The New York Times: Clinic Raffles Could Make You A Winner, And Maybe A Mother
"That's right, one lucky woman will win the ultimate chance at starting or building her family," said a contest announcement issued in April by Long Island I.V.F., a clinic in Melville that offers in vitro fertilization to women who are having difficulty conceiving. Contestants were asked to submit "the most emotional or entertaining essays and homemade amateur videos" explaining why they wanted a free round of I.V.F. ... Fertility clinics around the country have found that such promotions, which can include random drawings and essay contests, can be an effective way to raise their profiles and crowd their mailing lists with potential customers (Douglas Quenqua, 10/20).

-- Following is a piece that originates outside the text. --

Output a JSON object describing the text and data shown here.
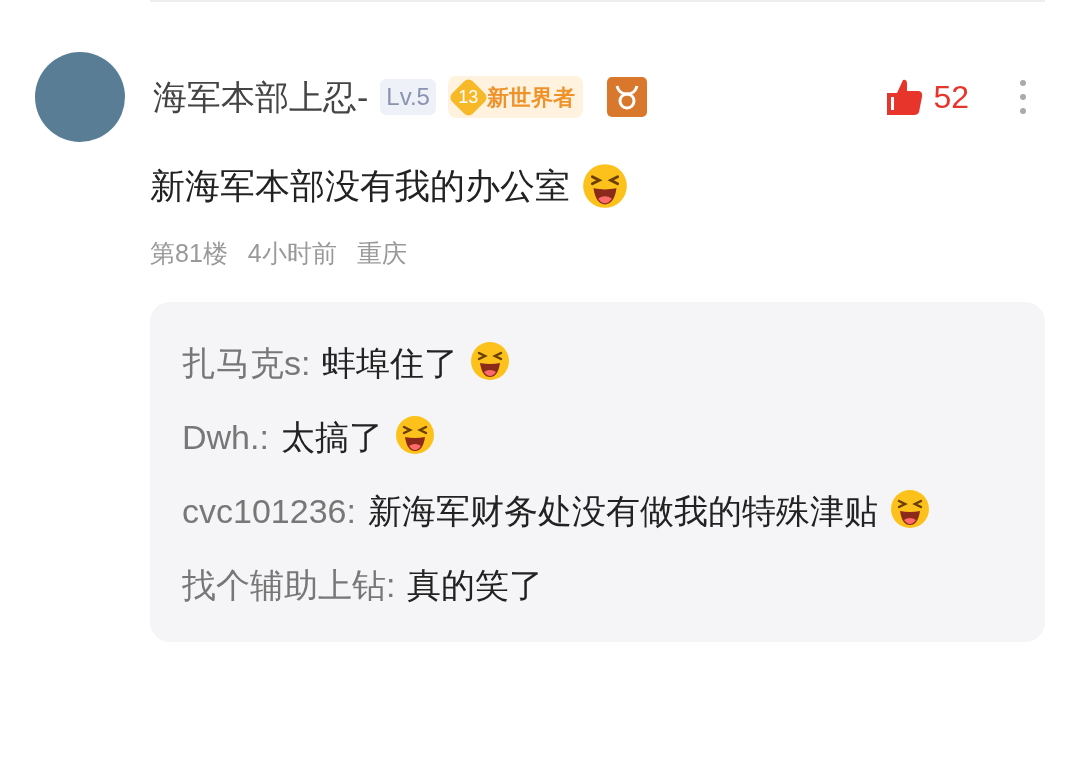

The Philadelphia Inquirer: Community Health Workers: A New Health-Care Workforce For The Era Of Health Reform
In the early 1990s, when airline companies were competing fiercely for high-paying, first-class customers, Southwest Airlines developed a radical model that alarmed competitors. ... targeting the many millions of travelers interested only in finding a cheap and reliable flight. ... The current American health-care system, with its focus on delivering expensive treatments to well-insured individuals, is ripe for a similar revolution. There is a largely untapped workforce with the potential to lead such a revolution in the health-care market — the too-often unheralded community health workers. ... As such programs are brought to scale nationally, they will help create a high-quality "coach" service in health care that may eventually transform the public’s health (Matt O’Brien, 10/19).

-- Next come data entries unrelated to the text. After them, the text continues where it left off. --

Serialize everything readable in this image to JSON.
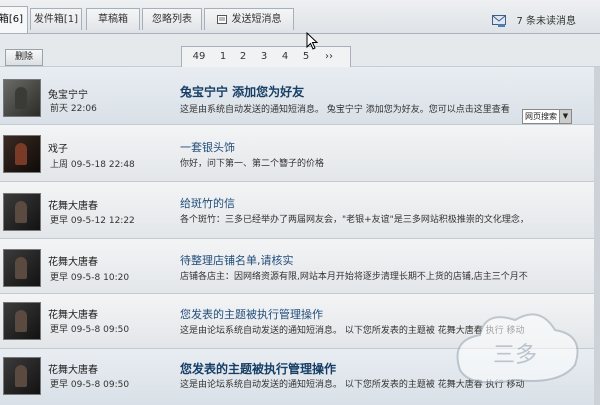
{
  "tabs": [
    {
      "label": "箱[6]",
      "active": true
    },
    {
      "label": "发件箱[1]",
      "active": false
    },
    {
      "label": "草稿箱",
      "active": false
    },
    {
      "label": "忽略列表",
      "active": false
    },
    {
      "label": "发送短消息",
      "active": false,
      "icon": "compose-icon"
    }
  ],
  "unread": {
    "count": "7",
    "label": "条未读消息",
    "icon": "message-icon"
  },
  "toolbar": {
    "delete_label": "删除"
  },
  "pager": {
    "pages": [
      "49",
      "1",
      "2",
      "3",
      "4",
      "5",
      "››"
    ]
  },
  "websearch": {
    "label": "网页搜索"
  },
  "messages": [
    {
      "sender": "兔宝宁宁",
      "time": "前天 22:06",
      "subject": "兔宝宁宁 添加您为好友",
      "subject_bold": true,
      "preview": "这是由系统自动发送的通知短消息。 兔宝宁宁 添加您为好友。您可以点击这里查看",
      "unread": true
    },
    {
      "sender": "戏子",
      "time": "上周 09-5-18 22:48",
      "subject": "一套银头饰",
      "subject_bold": false,
      "preview": "你好，问下第一、第二个簪子的价格",
      "unread": false
    },
    {
      "sender": "花舞大唐春",
      "time": "更早 09-5-12 12:22",
      "subject": "给斑竹的信",
      "subject_bold": false,
      "preview": "各个斑竹：三多已经举办了两届网友会，\"老银+友谊\"是三多网站积极推崇的文化理念，",
      "unread": false
    },
    {
      "sender": "花舞大唐春",
      "time": "更早 09-5-8 10:20",
      "subject": "待整理店铺名单,请核实",
      "subject_bold": false,
      "preview": "店铺各店主：因网络资源有限,网站本月开始将逐步清理长期不上货的店铺,店主三个月不",
      "unread": false
    },
    {
      "sender": "花舞大唐春",
      "time": "更早 09-5-8 09:50",
      "subject": "您发表的主题被执行管理操作",
      "subject_bold": false,
      "preview": "这是由论坛系统自动发送的通知短消息。 以下您所发表的主题被 花舞大唐春 执行 移动",
      "unread": false
    },
    {
      "sender": "花舞大唐春",
      "time": "更早 09-5-8 09:50",
      "subject": "您发表的主题被执行管理操作",
      "subject_bold": true,
      "preview": "这是由论坛系统自动发送的通知短消息。 以下您所发表的主题被 花舞大唐春 执行 移动",
      "unread": true
    }
  ],
  "watermark": {
    "text": "三多"
  }
}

The New Yorker: Beware Of Romneycare
Mitt Romney can be a hard man to pin down. But there is one thing that he's been clear about: if he becomes President, he will repeal Obamacare. ... Romney's proposed alternative is to give individuals a tax break when they buy insurance and to push them toward high-deductible insurance plans, which he believes will make them more rigorous and price-conscious in choosing doctors and treatments. ... In most areas of the economy, free-market principles insure that products and services keep improving, and that consumers get better and better deals. But the free market, though it may be the best way of allocating new TVs and cars, falters when it comes to paying for bypass surgery or chemotherapy (James Surowiecki, October, 2012).
The Daily Beast: Romney’s Audacious Centrist Evolution Leaves Old Positions in the Dust
The Mitt Romney who has been selling himself to America in the three presidential debates seems like a reasonable, common-sense fellow. ... But this is not the presidential candidate we have seen for the last two years. ... When Romney spent the primaries denouncing Obamacare, he didn’t talk much about not letting insurance companies deny coverage for preexisting conditions—and despite his vow to take care of that, the former governor’s approach would affect only those who already have employer-paid insurance (Howard Kurtz, 10/24).
The Los Angeles Times: Hospital Volunteer Understands Plight Of Newborns In Critical Care
Tiny 10-day-old Hunter Carrillo lay sedated on an elevated bed at Children's Hospital Los Angeles, hooked to a massive machine taking the place of his heart, lungs and kidneys. ... For nearly a week, the Carrillos have watched as a team of doctors, nurses, respiratory therapists, cardiologists and surgeons worked around-the-clock, helping Hunter recover from an infection that caused him to stop breathing and his heart to stop pumping. ... As a newborn, Nallely Gomez fought for her life at the same hospital, hooked to a similar heart/lung bypass machine. Gomez, 19, now volunteers at the hospital's Newborn and Infant Critical Care Unit, stocking shelves, answering phones and most importantly, comforting parents (Anna Gorman, 10/22).